To encourage early compliance with the law, Meister says, the legislation created an incentive where any building completing the audit and retro-commissioning by the end of 2013 could postpone another round of auditing for 10 years after the date assigned. Reports are required based on the last digit of the tax block number. For example, buildings with the last digit of 3 are required to file in 2013, with 6, in 2016. The later a building is required to file, the more advantageous it is to comply in 2013. Those buildings whose tax block number is 2, would be required to file in 2022. But, if they comply in 2013, the next mandated compliance period would not be until 2032.
The heating requirements of the re-commissioning require analysis be conducted during the heating season, which ends in March, creating a tight deadline, says Brian King, president and CEO, Ecological LLC, an environmental sustainability company.
However, further motivation to file early, Meister says, is provided by incentives offered by NYSERDA and other groups to improve the energy use in buildings. Changes to the incentives or a lack of funds may make them unavailable in future years, says King.

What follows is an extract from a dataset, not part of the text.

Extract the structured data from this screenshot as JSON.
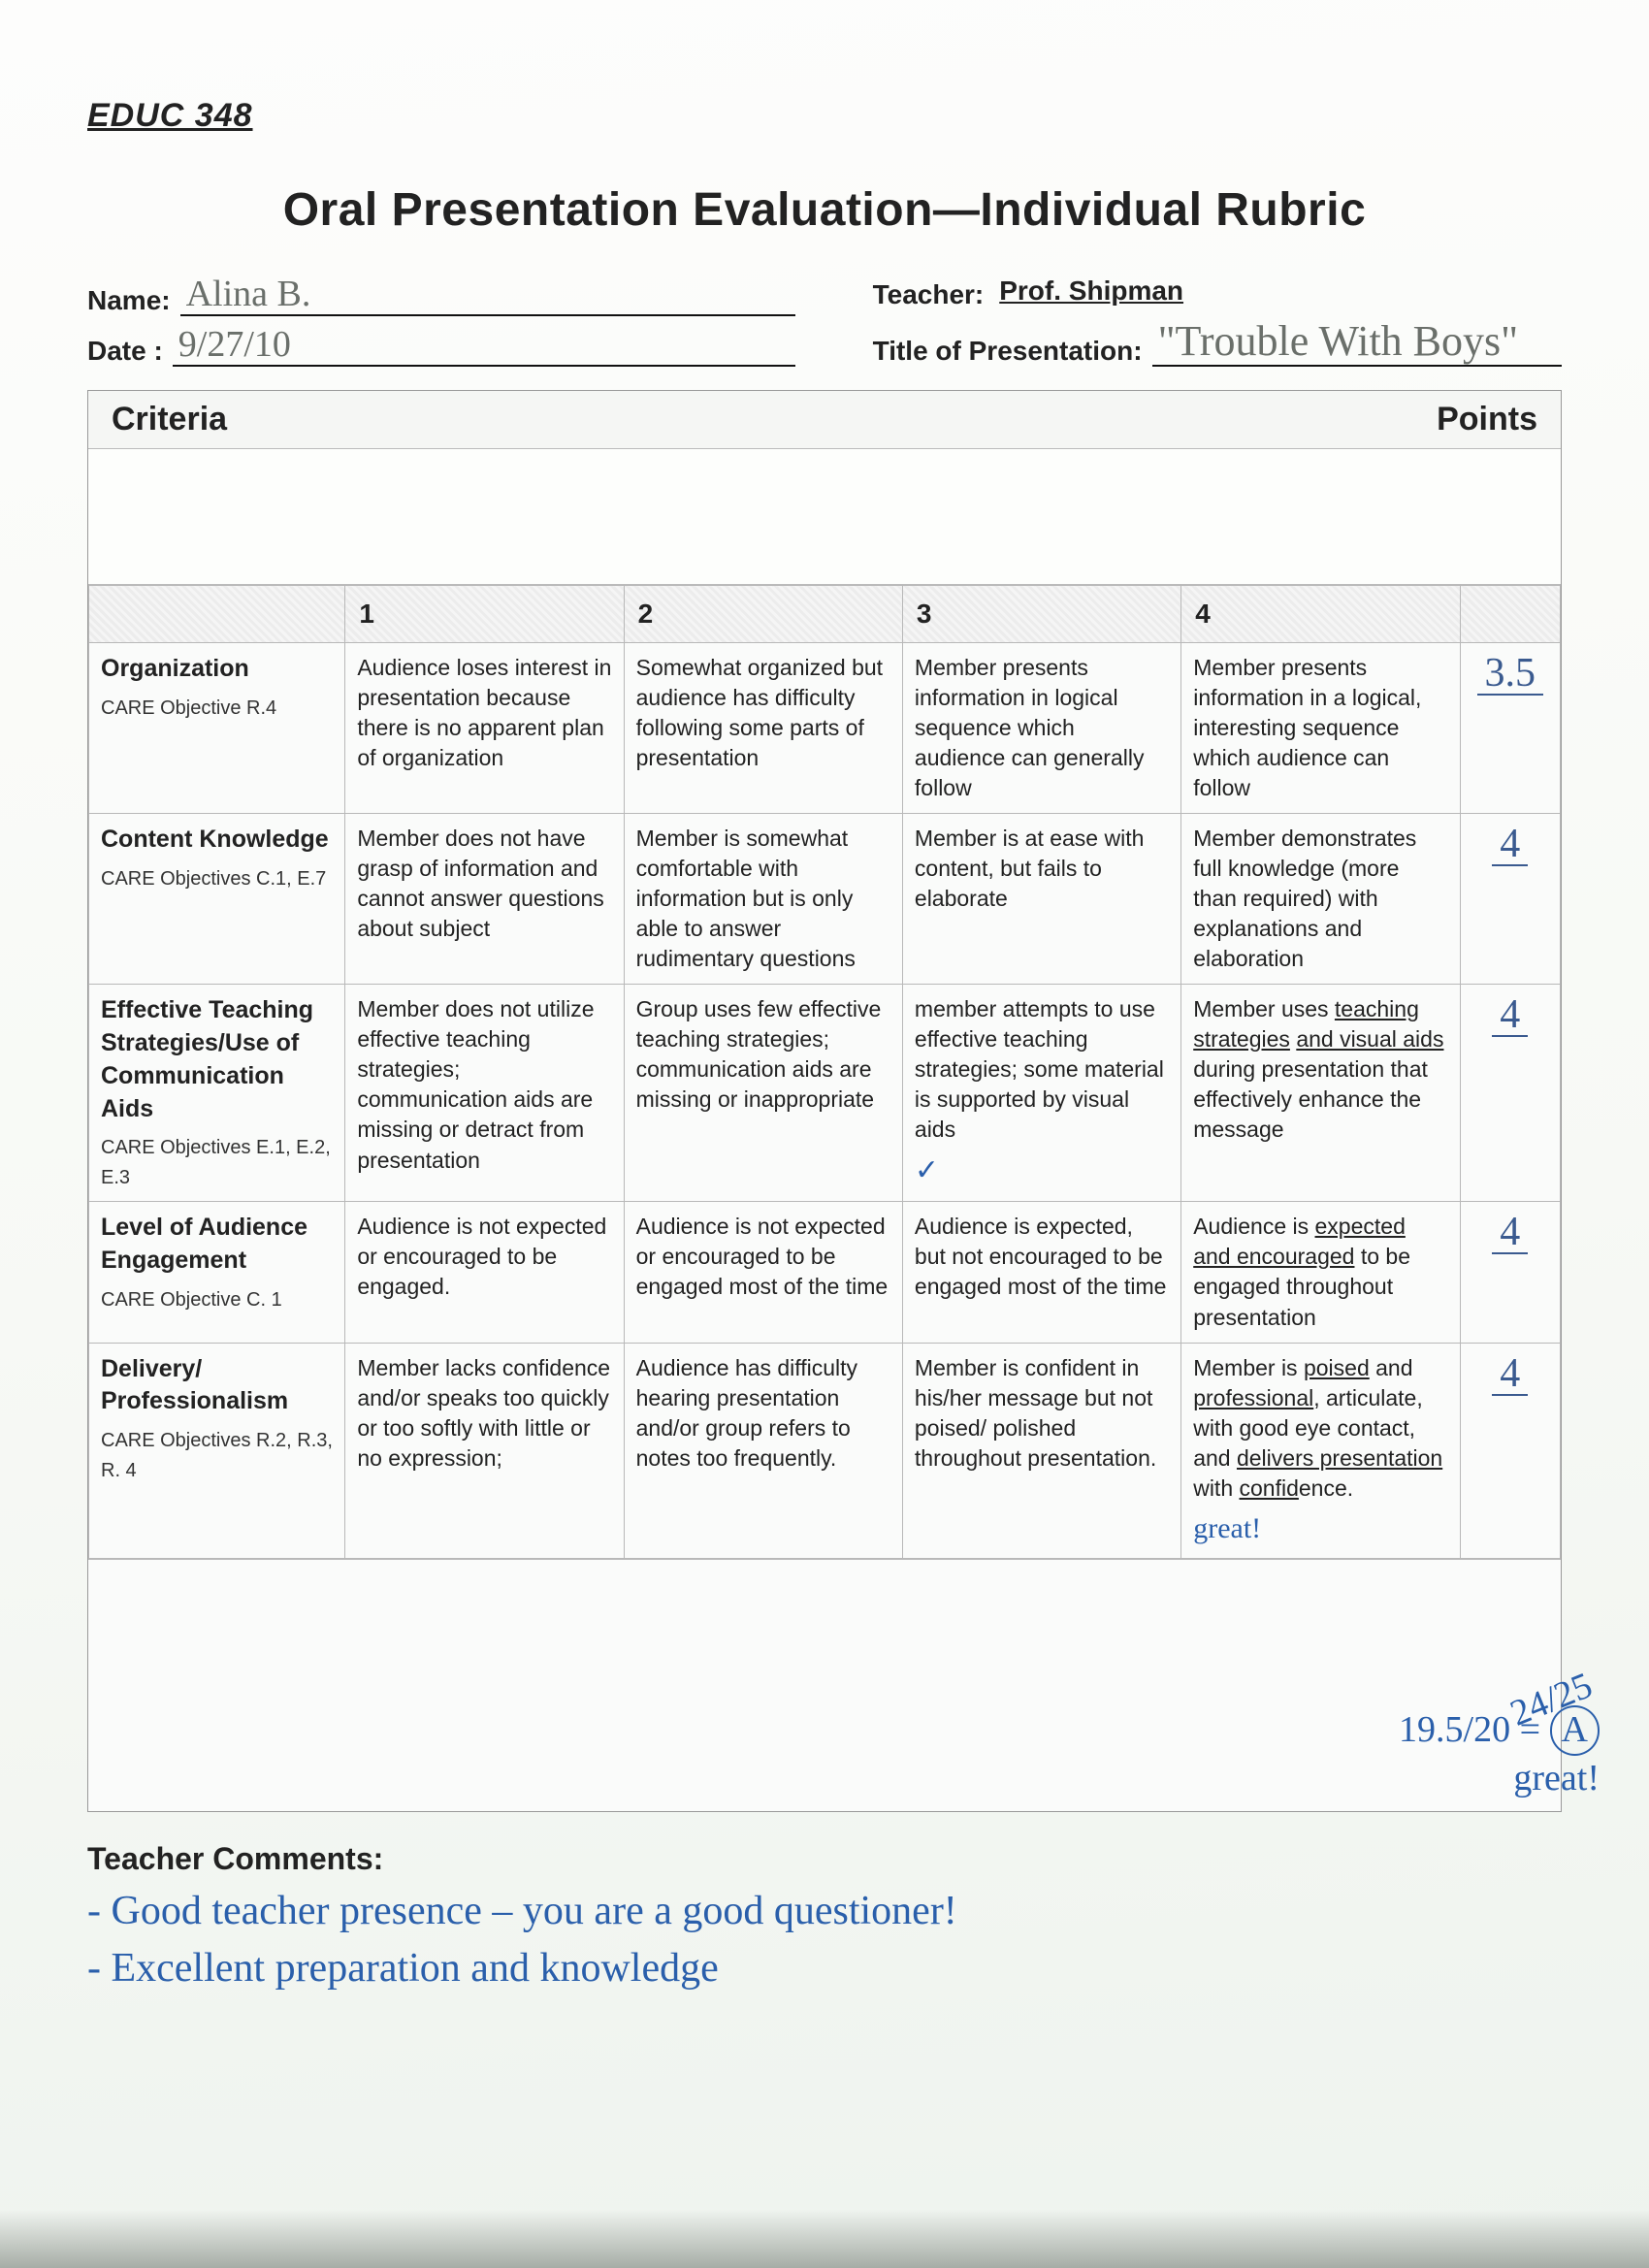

The legislation requires large buildings to conduct an energy audit every 10 years as well as a retro-commissioning study. “The energy audit is to identify areas where energy and cost savings could be implemented, though not mandated,” Meister says. The retro-commissioning requires that building systems be at performance capabilities. If not, Meister points out, corrective measures are needed.
Buildings required to comply are those larger than 50,000 gross square feet, or two or more buildings on the same tax lot that comprise more than 100,000 gross square feet, as well as two or more condominiums governed by the same board that together exceed 100,000 gross square feet.
Local Law 87 is part of a package of four laws called the “Greener, Greater Buildings Plan,” enacted in 2009 to improve the energy and water efficiency of the city’s largest buildings.